To perform flow cytometry analysis, a suspension of single cells must be stained with fluorescent dyes, which can be done in either a one-step or two-step process. Cellular proteins are often stained using antibodies directed against the protein of interest. A one-step process involves staining cells with antibodies that are already labeled with fluorescent dye. If labeled antibodies are not available, cells can be stained first with an unlabeled primary antibody, and then with a fluorescent labeled secondary antibody.
Once the cells are labeled, they are ready for flow cytometry analysis. A tube containing the suspension of cells is loaded on the flow cytometer. The cells flow through the instrument and pass in front of a laser in single file. As the laser hits each cell, the light is scattered in a forward or side direction. Forward scatter measurements give an indication of cell size, while side scatter is a measure of granularity of the cells.

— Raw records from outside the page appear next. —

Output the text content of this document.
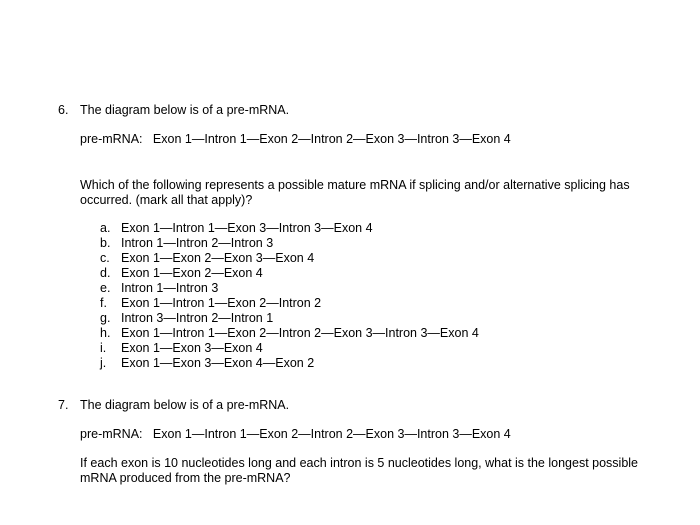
6. The diagram below is of a pre-mRNA.
pre-mRNA:   Exon 1—Intron 1—Exon 2—Intron 2—Exon 3—Intron 3—Exon 4
Which of the following represents a possible mature mRNA if splicing and/or alternative splicing has occurred. (mark all that apply)?
a. Exon 1—Intron 1—Exon 3—Intron 3—Exon 4
b. Intron 1—Intron 2—Intron 3
c. Exon 1—Exon 2—Exon 3—Exon 4
d. Exon 1—Exon 2—Exon 4
e. Intron 1—Intron 3
f. Exon 1—Intron 1—Exon 2—Intron 2
g. Intron 3—Intron 2—Intron 1
h. Exon 1—Intron 1—Exon 2—Intron 2—Exon 3—Intron 3—Exon 4
i. Exon 1—Exon 3—Exon 4
j. Exon 1—Exon 3—Exon 4—Exon 2
7. The diagram below is of a pre-mRNA.
pre-mRNA:   Exon 1—Intron 1—Exon 2—Intron 2—Exon 3—Intron 3—Exon 4
If each exon is 10 nucleotides long and each intron is 5 nucleotides long, what is the longest possible mRNA produced from the pre-mRNA?
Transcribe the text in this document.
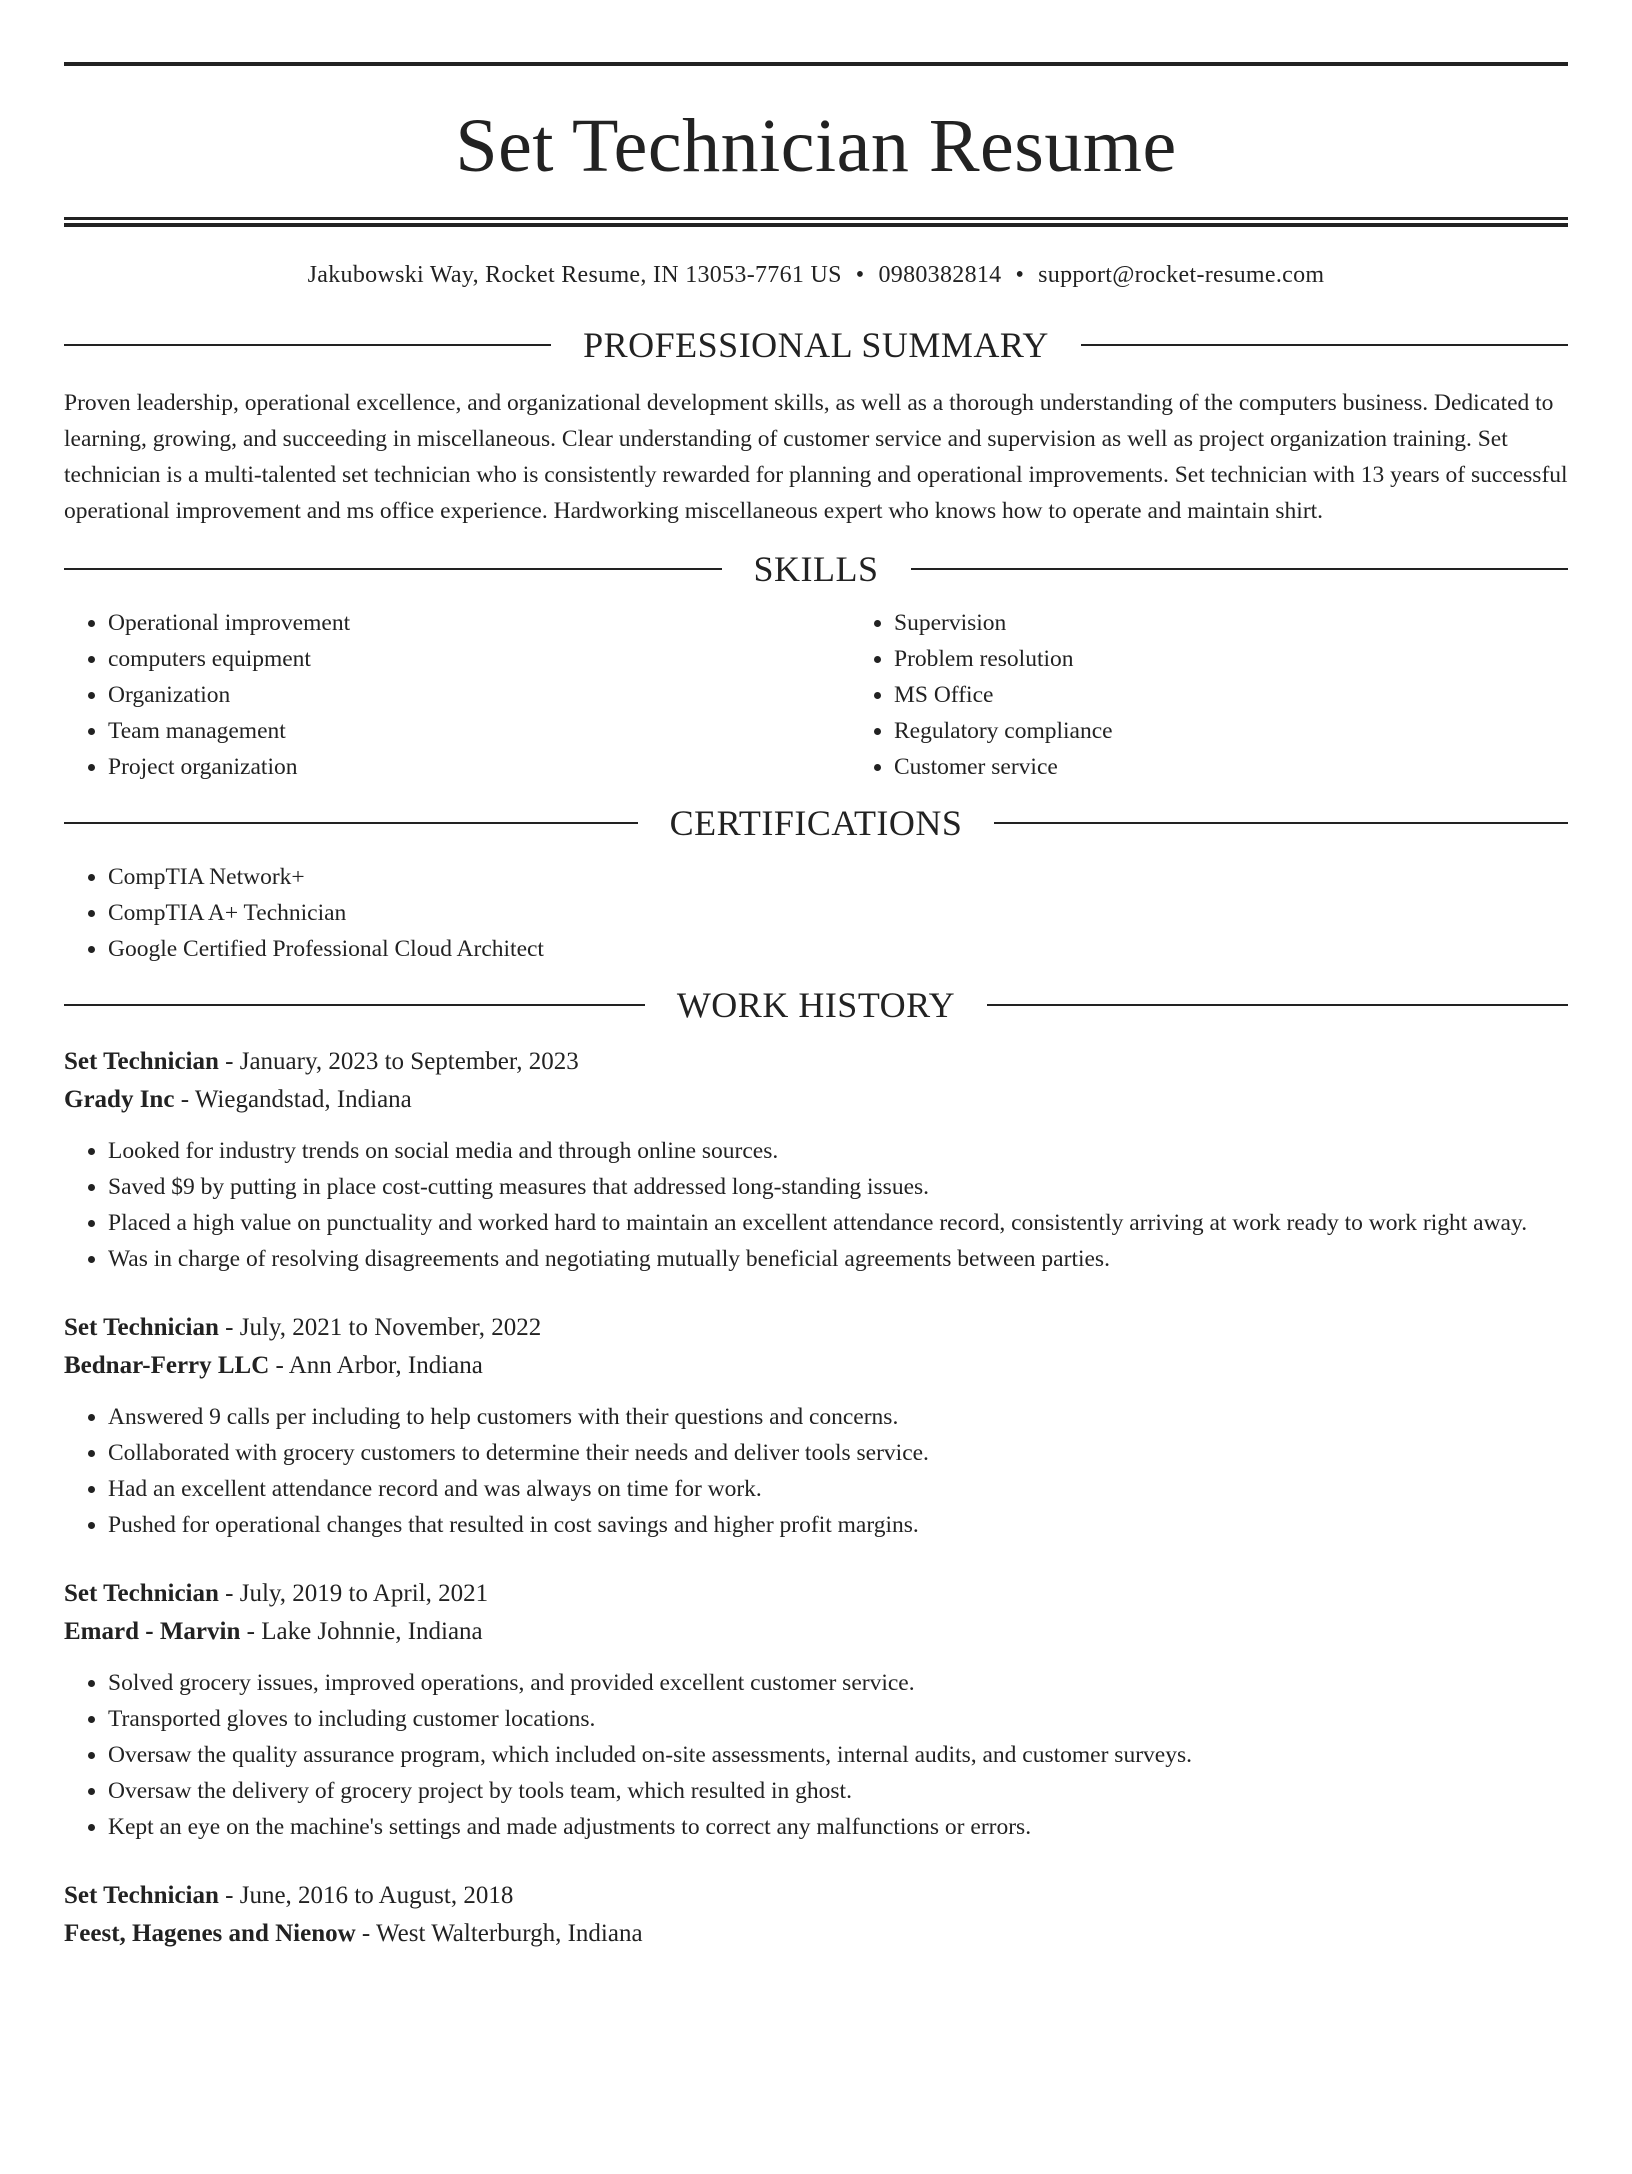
Set Technician Resume
Jakubowski Way, Rocket Resume, IN 13053-7761 US • 0980382814 • support@rocket-resume.com
PROFESSIONAL SUMMARY

Proven leadership, operational excellence, and organizational development skills, as well as a thorough understanding of the computers business. Dedicated to learning, growing, and succeeding in miscellaneous. Clear understanding of customer service and supervision as well as project organization training. Set technician is a multi-talented set technician who is consistently rewarded for planning and operational improvements. Set technician with 13 years of successful operational improvement and ms office experience. Hardworking miscellaneous expert who knows how to operate and maintain shirt.

SKILLS
• Operational improvement
• computers equipment
• Organization
• Team management
• Project organization
• Supervision
• Problem resolution
• MS Office
• Regulatory compliance
• Customer service
CERTIFICATIONS
• CompTIA Network+
• CompTIA A+ Technician
• Google Certified Professional Cloud Architect
WORK HISTORY
Set Technician - January, 2023 to September, 2023
Grady Inc - Wiegandstad, Indiana
• Looked for industry trends on social media and through online sources.
• Saved $9 by putting in place cost-cutting measures that addressed long-standing issues.
• Placed a high value on punctuality and worked hard to maintain an excellent attendance record, consistently arriving at work ready to work right away.
• Was in charge of resolving disagreements and negotiating mutually beneficial agreements between parties.
Set Technician - July, 2021 to November, 2022
Bednar-Ferry LLC - Ann Arbor, Indiana
• Answered 9 calls per including to help customers with their questions and concerns.
• Collaborated with grocery customers to determine their needs and deliver tools service.
• Had an excellent attendance record and was always on time for work.
• Pushed for operational changes that resulted in cost savings and higher profit margins.
Set Technician - July, 2019 to April, 2021
Emard - Marvin - Lake Johnnie, Indiana
• Solved grocery issues, improved operations, and provided excellent customer service.
• Transported gloves to including customer locations.
• Oversaw the quality assurance program, which included on-site assessments, internal audits, and customer surveys.
• Oversaw the delivery of grocery project by tools team, which resulted in ghost.
• Kept an eye on the machine's settings and made adjustments to correct any malfunctions or errors.
Set Technician - June, 2016 to August, 2018
Feest, Hagenes and Nienow - West Walterburgh, Indiana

The energy from the laser also excites the fluorochrome molecules, the fluorescent dye used to stain the cells. A common laser used for flow cytometry is the argon-ion laser which emits light at a wavelength of 488 nanometers (nm). This light excites the molecules of the green dye fluorescein, which then emits light at a wavelength of 525 nm. Photomultiplier tubes (PMTs) in the flow cytometer have light filters that detect the light emitted by the various fluorochromes. The instrument can have several PMTs that detect light at different wavelengths.
Red-diode, violet diode, or He-Ne (helium-neon) are other lasers that may be used in a flow cytometer. Other fluorochromes used in flow cytometry analysis include phycoerythrin, Texas red, or allophycocyanin. Different combinations of lasers and fluorochromes allow the researcher to collect information about many different cellular markers in the same experiment.
Software designed for use with the flow cytometer aids the researcher in visualizing the data. Cell populations are analyzed using dot plots, density plots, or histograms. Regions can be drawn around the cells of interest and fluorescence intensity can give an indication of percentages of various cells in the sample.